The honest way to avoid this is to build abstractions later than feels comfortable. Wait until you’ve seen the problem from enough angles that you know which variation matters and which is incidental. The Ruby community has a shorthand for this: don’t abstract until you have three concrete instances of a pattern. Even that rule is probably too aggressive. Two instances look like a pattern. Three instances look like three instances that might diverge.

When AI Enters the Abstraction Stack

Large language models are now doing something interesting to this hierarchy. For a narrow but growing set of problems, they’re not providing a better API for a known task. They’re accepting a description of an intent and handling the implementation decisions entirely. In the best cases, the problem that would have required a pipeline of discrete coded steps gets handled by a single call that takes English as input.

This is exactly the shape of a great abstraction, and it has exactly the associated risks. The LLM, like the query planner in SQL, is making decisions you can no longer inspect directly. When those decisions are good, you’ve genuinely dissolved the problem. When they’re wrong, diagnosing and correcting them requires understanding a layer you’ve deliberately abstracted away. That tradeoff has always existed in software. It’s just moved to a new layer where the decisions are harder to audit and harder to predict. The prompt you write is not the prompt the model reads, and the gap between those two things is where your abstraction leaks.

What This Asks of You as a Designer

Building great abstractions is fundamentally a writing problem. Not writing code, but writing down what you understand about a domain. The test of whether an abstraction is ready to be built is whether you can state, clearly and concisely, what decisions it removes and what it leaves to the caller. If you can’t write that down in a paragraph, you’re not ready to build the abstraction. You’re ready to build one more concrete implementation that teaches you something you don’t yet know.

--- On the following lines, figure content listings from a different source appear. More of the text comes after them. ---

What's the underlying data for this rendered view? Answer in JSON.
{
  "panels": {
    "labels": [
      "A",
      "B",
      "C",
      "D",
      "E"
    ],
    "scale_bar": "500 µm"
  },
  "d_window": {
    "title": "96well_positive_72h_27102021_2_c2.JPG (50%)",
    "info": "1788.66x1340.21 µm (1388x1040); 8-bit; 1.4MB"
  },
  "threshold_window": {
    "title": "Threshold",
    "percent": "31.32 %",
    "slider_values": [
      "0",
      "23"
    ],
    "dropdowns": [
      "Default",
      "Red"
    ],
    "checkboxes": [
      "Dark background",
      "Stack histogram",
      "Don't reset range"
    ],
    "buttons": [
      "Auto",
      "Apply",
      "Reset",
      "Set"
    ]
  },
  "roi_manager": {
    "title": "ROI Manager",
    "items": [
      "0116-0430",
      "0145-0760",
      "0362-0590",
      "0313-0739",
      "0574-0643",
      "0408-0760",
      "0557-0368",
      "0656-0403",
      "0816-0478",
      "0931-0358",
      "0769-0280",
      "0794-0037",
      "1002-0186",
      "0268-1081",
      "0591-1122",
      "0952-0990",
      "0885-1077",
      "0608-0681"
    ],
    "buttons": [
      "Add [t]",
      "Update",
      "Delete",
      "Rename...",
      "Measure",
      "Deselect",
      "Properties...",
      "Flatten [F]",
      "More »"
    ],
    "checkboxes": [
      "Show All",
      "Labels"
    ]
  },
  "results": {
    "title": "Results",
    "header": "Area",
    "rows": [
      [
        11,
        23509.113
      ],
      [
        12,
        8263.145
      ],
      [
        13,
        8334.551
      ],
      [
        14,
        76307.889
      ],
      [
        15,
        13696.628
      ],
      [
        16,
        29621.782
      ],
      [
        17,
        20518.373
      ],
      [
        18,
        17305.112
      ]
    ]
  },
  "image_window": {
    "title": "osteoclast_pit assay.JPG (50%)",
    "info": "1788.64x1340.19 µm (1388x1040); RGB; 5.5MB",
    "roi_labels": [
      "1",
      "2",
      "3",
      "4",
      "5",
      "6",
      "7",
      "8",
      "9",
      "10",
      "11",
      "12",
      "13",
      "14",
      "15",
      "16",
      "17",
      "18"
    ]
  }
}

This also means that the discipline of abstraction is closely tied to the discipline of compression as a skill in software. You’re not just making code smaller. You’re removing degrees of freedom from a problem, collapsing option spaces, deciding what decisions the abstraction owns permanently and what it surfaces to the caller. Done well, that process produces systems where the right thing is easy and the wrong thing is difficult, not because of constraints in the code but because the problem has been framed so clearly that the wrong thing barely makes sense to attempt.

The developers who are consistently good at this aren’t necessarily the ones who know the most techniques. They’re the ones who are most willing to sit with a problem before reaching for a solution. The abstraction that makes code unnecessary isn’t found. It’s earned by spending enough time with the problem that you can finally see its actual shape, rather than the shape it presented when you first encountered it.